The program uses a single pass through the input array `nums`, maintaining a running sum `tempSum`. Within the loop, it checks if `tempSum - k` exists in the `sumCount` map, and if it does, it increments the result variable `ret`. This loop iterates through the entire `nums` array once.

1. The loop iterates through the entire `nums` array, which has 'n' elements, where 'n' is the length of the input array.

2. Inside the loop, the operations involving the `sumCount` map, such as checking for a key's existence and updating its value, have an average time complexity of O(1) due to the use of a hash map.

Therefore, the overall time complexity of the program is O(n), where 'n' is the length of the input array `nums`. The dominant factor is the loop that iterates through the array.

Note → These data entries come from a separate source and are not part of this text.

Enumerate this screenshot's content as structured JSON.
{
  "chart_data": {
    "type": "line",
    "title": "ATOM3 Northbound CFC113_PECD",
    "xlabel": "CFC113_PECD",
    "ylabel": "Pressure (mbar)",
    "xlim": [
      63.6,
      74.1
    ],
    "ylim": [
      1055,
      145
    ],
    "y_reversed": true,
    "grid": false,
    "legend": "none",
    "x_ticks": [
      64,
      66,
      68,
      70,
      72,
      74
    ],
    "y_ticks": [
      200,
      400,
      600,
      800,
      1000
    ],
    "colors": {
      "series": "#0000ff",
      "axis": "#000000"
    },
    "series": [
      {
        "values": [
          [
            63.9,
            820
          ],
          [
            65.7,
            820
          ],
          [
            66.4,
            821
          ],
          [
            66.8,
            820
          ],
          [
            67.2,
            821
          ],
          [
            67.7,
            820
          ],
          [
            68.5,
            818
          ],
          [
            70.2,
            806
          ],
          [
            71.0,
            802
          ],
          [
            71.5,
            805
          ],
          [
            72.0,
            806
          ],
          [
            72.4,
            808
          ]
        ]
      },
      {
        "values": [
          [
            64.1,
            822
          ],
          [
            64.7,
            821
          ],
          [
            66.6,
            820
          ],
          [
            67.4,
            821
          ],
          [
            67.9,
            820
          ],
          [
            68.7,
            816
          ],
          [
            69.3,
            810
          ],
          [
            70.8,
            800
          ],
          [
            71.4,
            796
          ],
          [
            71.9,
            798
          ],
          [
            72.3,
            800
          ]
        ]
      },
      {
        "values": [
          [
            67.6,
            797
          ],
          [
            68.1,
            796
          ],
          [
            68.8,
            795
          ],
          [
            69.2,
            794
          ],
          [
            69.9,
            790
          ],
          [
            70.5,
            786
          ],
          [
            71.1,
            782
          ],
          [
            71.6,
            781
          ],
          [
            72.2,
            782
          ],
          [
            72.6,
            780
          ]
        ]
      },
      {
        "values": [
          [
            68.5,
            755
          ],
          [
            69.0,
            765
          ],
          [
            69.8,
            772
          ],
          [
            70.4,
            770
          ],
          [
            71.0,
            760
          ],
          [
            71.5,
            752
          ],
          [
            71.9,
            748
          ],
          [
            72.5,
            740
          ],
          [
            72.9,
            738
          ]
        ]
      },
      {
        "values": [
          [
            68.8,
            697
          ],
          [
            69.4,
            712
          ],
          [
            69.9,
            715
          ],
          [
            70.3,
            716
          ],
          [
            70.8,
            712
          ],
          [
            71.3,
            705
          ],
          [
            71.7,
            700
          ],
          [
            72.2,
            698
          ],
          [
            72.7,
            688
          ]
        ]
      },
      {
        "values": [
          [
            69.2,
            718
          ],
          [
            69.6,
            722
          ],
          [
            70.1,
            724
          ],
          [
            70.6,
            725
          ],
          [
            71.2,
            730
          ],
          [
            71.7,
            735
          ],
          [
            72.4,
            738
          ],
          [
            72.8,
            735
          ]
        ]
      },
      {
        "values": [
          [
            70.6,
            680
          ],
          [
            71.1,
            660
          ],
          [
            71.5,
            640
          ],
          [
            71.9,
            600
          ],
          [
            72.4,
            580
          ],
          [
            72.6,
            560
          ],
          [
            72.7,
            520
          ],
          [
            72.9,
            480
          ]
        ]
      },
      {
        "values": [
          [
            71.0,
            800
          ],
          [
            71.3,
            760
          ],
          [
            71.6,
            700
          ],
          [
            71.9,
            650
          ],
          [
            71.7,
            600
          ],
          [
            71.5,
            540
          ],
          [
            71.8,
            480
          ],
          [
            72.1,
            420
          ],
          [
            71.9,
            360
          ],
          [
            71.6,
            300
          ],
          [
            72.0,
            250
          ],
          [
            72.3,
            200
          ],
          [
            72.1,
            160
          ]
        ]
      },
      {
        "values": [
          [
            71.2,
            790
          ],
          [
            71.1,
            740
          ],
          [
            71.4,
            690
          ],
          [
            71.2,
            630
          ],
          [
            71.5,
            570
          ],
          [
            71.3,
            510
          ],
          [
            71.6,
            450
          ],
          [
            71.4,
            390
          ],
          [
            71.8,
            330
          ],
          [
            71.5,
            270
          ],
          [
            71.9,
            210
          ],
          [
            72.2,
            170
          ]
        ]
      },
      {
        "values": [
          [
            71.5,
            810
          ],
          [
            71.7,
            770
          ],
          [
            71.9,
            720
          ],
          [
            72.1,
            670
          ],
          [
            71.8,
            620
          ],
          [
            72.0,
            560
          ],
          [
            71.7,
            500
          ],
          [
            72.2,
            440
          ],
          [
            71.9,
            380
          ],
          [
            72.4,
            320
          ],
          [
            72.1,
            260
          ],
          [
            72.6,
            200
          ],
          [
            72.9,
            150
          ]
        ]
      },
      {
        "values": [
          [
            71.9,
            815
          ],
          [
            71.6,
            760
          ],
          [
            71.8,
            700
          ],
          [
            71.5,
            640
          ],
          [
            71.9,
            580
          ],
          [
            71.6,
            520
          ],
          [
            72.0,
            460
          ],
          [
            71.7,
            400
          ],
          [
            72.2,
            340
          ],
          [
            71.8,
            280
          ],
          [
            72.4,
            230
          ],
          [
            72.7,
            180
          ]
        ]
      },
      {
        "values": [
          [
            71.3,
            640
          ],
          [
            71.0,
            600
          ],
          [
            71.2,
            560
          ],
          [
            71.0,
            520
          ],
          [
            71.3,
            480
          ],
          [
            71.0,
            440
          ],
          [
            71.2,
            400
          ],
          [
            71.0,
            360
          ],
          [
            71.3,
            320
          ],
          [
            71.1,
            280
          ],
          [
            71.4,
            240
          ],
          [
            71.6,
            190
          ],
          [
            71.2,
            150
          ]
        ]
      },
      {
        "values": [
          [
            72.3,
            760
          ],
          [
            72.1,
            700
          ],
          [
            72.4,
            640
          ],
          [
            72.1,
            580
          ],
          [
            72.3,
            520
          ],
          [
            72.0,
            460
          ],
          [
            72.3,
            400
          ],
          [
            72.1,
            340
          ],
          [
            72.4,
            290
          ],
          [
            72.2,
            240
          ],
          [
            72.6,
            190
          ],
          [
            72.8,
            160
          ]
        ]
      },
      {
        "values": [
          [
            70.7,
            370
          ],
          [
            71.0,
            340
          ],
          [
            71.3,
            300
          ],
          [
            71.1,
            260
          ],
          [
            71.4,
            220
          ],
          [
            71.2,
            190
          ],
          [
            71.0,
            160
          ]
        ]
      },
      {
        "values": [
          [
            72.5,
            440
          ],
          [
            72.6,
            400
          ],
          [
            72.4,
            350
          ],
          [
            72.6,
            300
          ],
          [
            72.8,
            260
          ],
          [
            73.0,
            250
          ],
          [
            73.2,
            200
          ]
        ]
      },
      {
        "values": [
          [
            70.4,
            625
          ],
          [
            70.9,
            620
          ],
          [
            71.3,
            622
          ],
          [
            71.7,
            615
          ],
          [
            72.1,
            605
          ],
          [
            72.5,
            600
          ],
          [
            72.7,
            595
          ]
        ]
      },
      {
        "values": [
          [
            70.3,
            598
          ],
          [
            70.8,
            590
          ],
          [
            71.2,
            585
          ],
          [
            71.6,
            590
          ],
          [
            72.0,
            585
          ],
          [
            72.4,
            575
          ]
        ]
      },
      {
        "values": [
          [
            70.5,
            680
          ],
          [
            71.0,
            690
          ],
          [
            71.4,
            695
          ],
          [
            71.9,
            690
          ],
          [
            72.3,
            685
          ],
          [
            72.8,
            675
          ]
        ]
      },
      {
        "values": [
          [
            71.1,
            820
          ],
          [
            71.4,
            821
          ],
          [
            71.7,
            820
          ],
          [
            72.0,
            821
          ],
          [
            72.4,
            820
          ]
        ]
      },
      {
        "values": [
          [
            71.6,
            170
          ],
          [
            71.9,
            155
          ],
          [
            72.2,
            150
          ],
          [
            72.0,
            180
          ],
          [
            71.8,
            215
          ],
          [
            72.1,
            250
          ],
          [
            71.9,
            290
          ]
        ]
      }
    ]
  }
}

**Space Complexity (Big O Space):**

The space complexity of the program is determined by the additional data structures used, including the `sumCount` map and a few integer variables.

1. The `sumCount` map stores at most 'n' unique sums from the input array `nums`, where 'n' is the length of the array. Therefore, the space used by the map is O(n) in the worst case.

2. The other integer variables (`tempSum` and `ret`) used to keep track of the current sum and the result require constant space, O(1).

Hence, the overall space complexity of the program is O(n), where 'n' is the length of the input array `nums`. The dominant factor in the space complexity is the `sumCount` map.

In summary, the provided program has a time complexity of O(n) and a space complexity of O(n), where 'n' is the length of the input array `nums`. It efficiently counts the number of subarrays with a sum equal to the target 'k' using a map to store intermediate sums.